Für mich ist das noch totales Neuland. Ich bin erstaunt und lerne jeden Tag dazu. Wir können da sicher noch mehr machen in Bezug auf die Emotionalität der Marke. Wenn jemand bei einer Auktion in Giengen so viel Geld hinlegt, dann ist das der Wahnsinn. Eigentlich müsste das bei Sotheby's passieren. Das Limitierte und Besondere wollen wir weiter pflegen. Mir fällt da zum Beispiel der Queen Memorial Bär ein, den sie uns in Großbritannien aus den Händen gerissen haben. Auch der Prinz Charles Bär ging richtig gut. Es braucht eben auch da neue Ideen.

Unserem Gespräch entnehme ich, dass es Ihnen nicht langweilig sein dürfte. Sie haben viel vor. Das geht nicht von heute auf morgen. Stehen Sie für Kontinuität?

Ich war einmal 17 und einmal elf Jahre bei Unternehmen.

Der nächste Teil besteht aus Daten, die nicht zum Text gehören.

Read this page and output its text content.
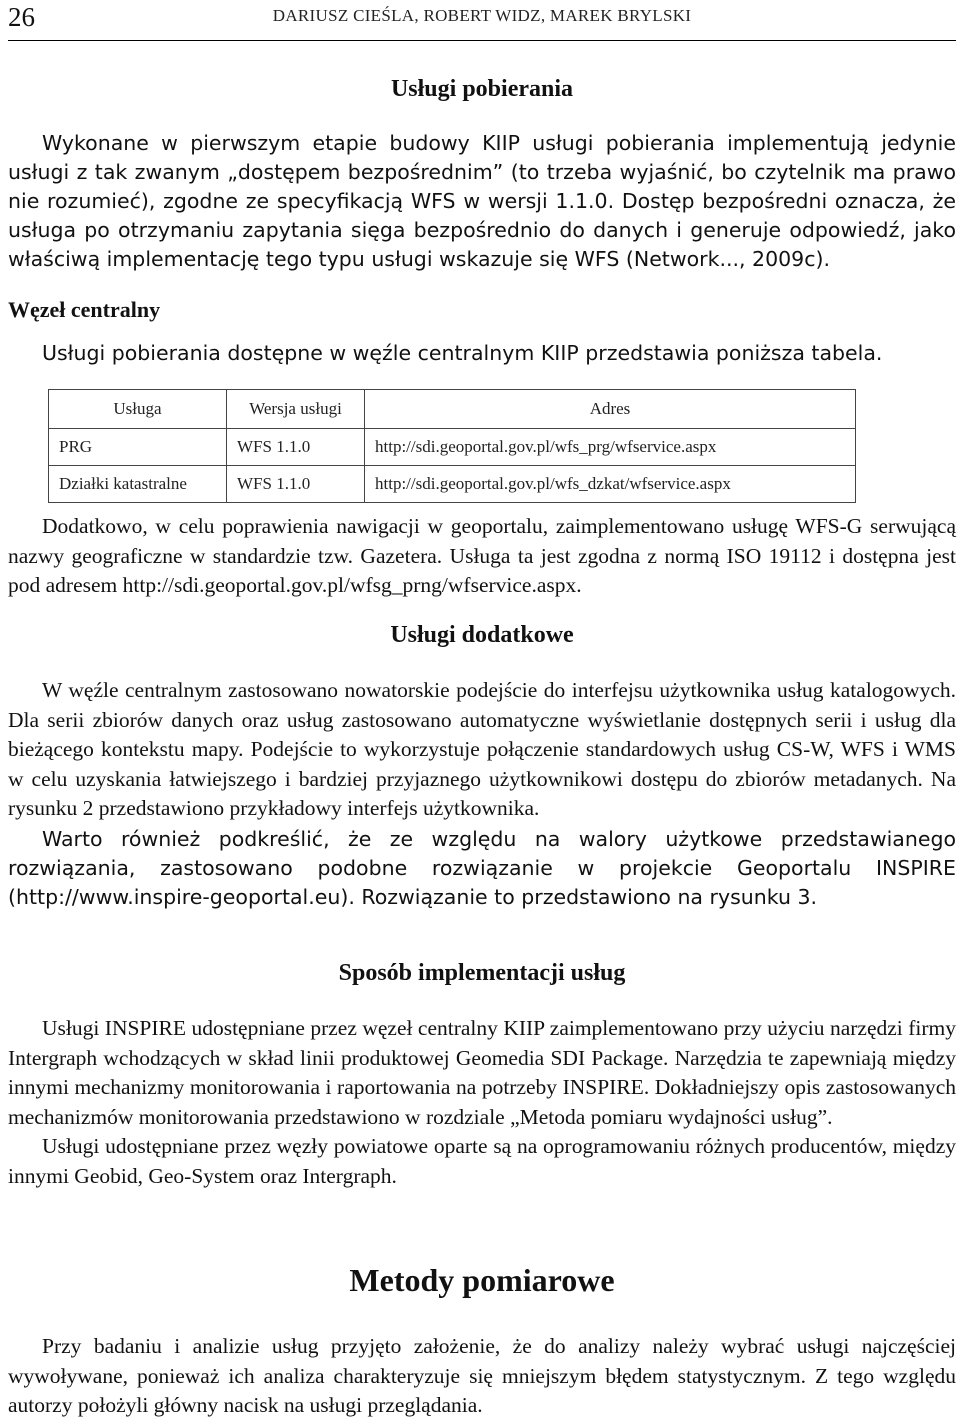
26	DARIUSZ CIEŚLA, ROBERT WIDZ, MAREK BRYLSKI
Usługi pobierania

Wykonane w pierwszym etapie budowy KIIP usługi pobierania implementują jedynie usługi z tak zwanym „dostępem bezpośrednim” (to trzeba wyjaśnić, bo czytelnik ma prawo nie rozumieć), zgodne ze specyfikacją WFS w wersji 1.1.0. Dostęp bezpośredni oznacza, że usługa po otrzymaniu zapytania sięga bezpośrednio do danych i generuje odpowiedź, jako właściwą implementację tego typu usługi wskazuje się WFS (Network..., 2009c).

Węzeł centralny

Usługi pobierania dostępne w węźle centralnym KIIP przedstawia poniższa tabela.

Usługa	Wersja usługi	Adres
PRG	WFS 1.1.0	http://sdi.geoportal.gov.pl/wfs_prg/wfservice.aspx
Działki katastralne	WFS 1.1.0	http://sdi.geoportal.gov.pl/wfs_dzkat/wfservice.aspx

Dodatkowo, w celu poprawienia nawigacji w geoportalu, zaimplementowano usługę WFS-G serwującą nazwy geograficzne w standardzie tzw. Gazetera. Usługa ta jest zgodna z normą ISO 19112 i dostępna jest pod adresem http://sdi.geoportal.gov.pl/wfsg_prng/wfservice.aspx.

Usługi dodatkowe

W węźle centralnym zastosowano nowatorskie podejście do interfejsu użytkownika usług katalogowych. Dla serii zbiorów danych oraz usług zastosowano automatyczne wyświetlanie dostępnych serii i usług dla bieżącego kontekstu mapy. Podejście to wykorzystuje połączenie standardowych usług CS-W, WFS i WMS w celu uzyskania łatwiejszego i bardziej przyjaznego użytkownikowi dostępu do zbiorów metadanych. Na rysunku 2 przedstawiono przykładowy interfejs użytkownika.

Warto również podkreślić, że ze względu na walory użytkowe przedstawianego rozwiązania, zastosowano podobne rozwiązanie w projekcie Geoportalu INSPIRE (http://www.inspire-geoportal.eu). Rozwiązanie to przedstawiono na rysunku 3.

Sposób implementacji usług

Usługi INSPIRE udostępniane przez węzeł centralny KIIP zaimplementowano przy użyciu narzędzi firmy Intergraph wchodzących w skład linii produktowej Geomedia SDI Package. Narzędzia te zapewniają między innymi mechanizmy monitorowania i raportowania na potrzeby INSPIRE. Dokładniejszy opis zastosowanych mechanizmów monitorowania przedstawiono w rozdziale „Metoda pomiaru wydajności usług”.

Usługi udostępniane przez węzły powiatowe oparte są na oprogramowaniu różnych producentów, między innymi Geobid, Geo-System oraz Intergraph.

Metody pomiarowe

Przy badaniu i analizie usług przyjęto założenie, że do analizy należy wybrać usługi najczęściej wywoływane, ponieważ ich analiza charakteryzuje się mniejszym błędem statystycznym. Z tego względu autorzy położyli główny nacisk na usługi przeglądania.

Ich hoffe, dass es für mich bei Steiff meine letzte Position ist, bevor ich mich in den Ruhestand und meinen Garten verabschiede. Ich habe noch sehr viel Energie.

Steiff-Chef Frank Rheinboldt

Der neue Chef der Margarete Steiff GmbH kommt aus der Modebranche und hat sich dort mit Damen-Oberbekleidung beschäftigt. Der 57-Jährige ist ausgebildeter Einzelhandelskaufmann, lernte in München und studierte in Nagold Textilbetriebswirtschaft.

Vor seinem Wechsel zum Plüschtier-Hersteller war er unter anderem Chef der Modemarke Escada, später Geschäftsführer beim Modehaus Appelrath-Cüpper (Douglas-Gruppe) und auch Geschäftsführer bei Marc Cain in Bodelshausen (Kreis Tübingen).